Oof. Even though I perhaps don’t know my exact base-line. I do know that “0” is not correct.
It means I have to think about what I’m trying to achieve here. Perhaps it was useful if I’ve used a summary or a histogram and have buckets containing the observed state in perhaps quantiles. Perhaps I have to use two different dashboards / alerting rules.
One for the long term, one for the short term. Then I think about eliminating false-positives in case of a scrape failure and other factors. I prefer to only get alerts if it’s something I should act on.
So, in this case, I want to know if my requests hit a certain threshold. I could make something that tells me if the value was < 1
This is quite annoying to alert on. I would have to make something that nearly instantly would alert on a value of 0. It would then go back to an “okay” state and alert a few seconds later. Let’s not do that. I’m going to convert this to an average over time. This removes some factors on false-positives but also provides a decent alerting state.
Now I could just make an alert that takes this value and alert me if the value is < 0.9. I can be confident that < 0.9 is an actual issue. This value should be something I should keep thinking about. Over time I would gain much better insights into our platform/service. If the value is about 0,99 or even 1 for an entire month, I could set my alerting to 0,95 or higher. This would now indicate better that “something is off” based on previous experiences.

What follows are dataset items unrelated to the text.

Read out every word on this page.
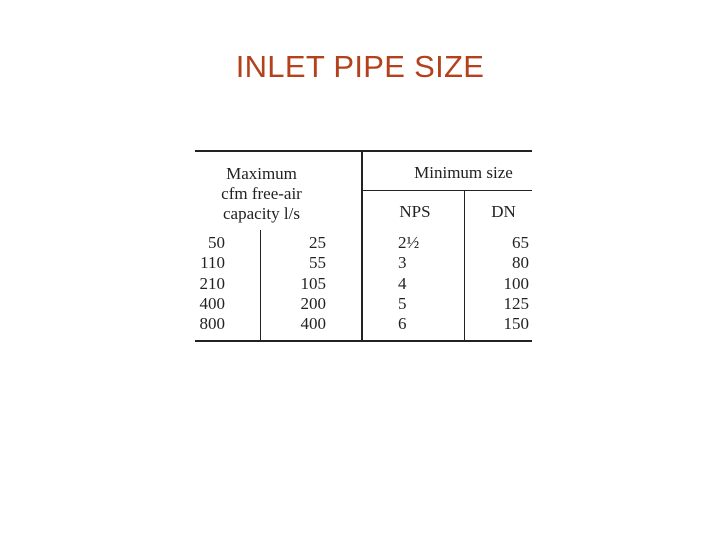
INLET PIPE SIZE
Maximum
cfm free-air
capacity l/s
Minimum size
NPS	DN
50
110
210
400
800
25
55
105
200
400
2½
3
4
5
6
65
80
100
125
150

It’s just something that is off
I’ve only processed that single metric and I’m now using it to indicate a “something is off”. Which is cool, yet it does not grasp the entire situation. The next step would be to incorporate more metrics. Also, not just metrics from “my system” or “my application”. To get the best bang for my buck I need a global overview of everything that my application is ‘touching’. If I use a database, I need information about this database. Am I using load balancers? Please do give me information regarding my network quality, load balancer “processing”, DNS performance, open connections, etc.
Combining these different metrics could provide me way better insights into what my service is doing. I take the inputs, the outputs and this I observe.
We can further enrich this with traces and logs. Everything combined would eventually provide me good insights and capabilities to prevent issues and solve issues. It gives me the possibility to understand the entire stack. Perhaps this is a bit of a teaser. For now this blog is about how we should think less of “uptime” and more about usefull information.
But Wiard, this is so much work, it is not easy and just simple
Yea, I have this discussion quite often. I also have more often the discussion on why something is not working, and nobody knows why the f*** it’s not working. But yes, your “monitoring” solution was easy and took hardly any time.
I’m not sure how else to put this. If you want proper insights and observe systems you have to think about things you do. It’s like going groceries without a shoppinglist. Chances are you come home with a ton of things you don’t need, you missed the things you wanted and payed 30% more than you thought you would.
Modern observability tools have ways to make things easier in the end. There are Prometheus exporters, Telegraf agents, automatic discovery, infra-as-code, cloud-native setup, dashboard generators, and the list goes on. It’s just about investing in a proper setup, doing the right things, and using the possibilities that are there. It’s the investment you make to start understanding what is going on. A simply HTTP request every minute will NOT give you that understanding nor it provides proper information of the state. It’s that realization that hopefully pushes you towards a new way of working and thinking about your systems. I also hope, that eventually, you don’t bother about “uptime” anymore. Not because you simply don’t care, but because you have so much better insights for yourself, your company, your colleagues, and your customers.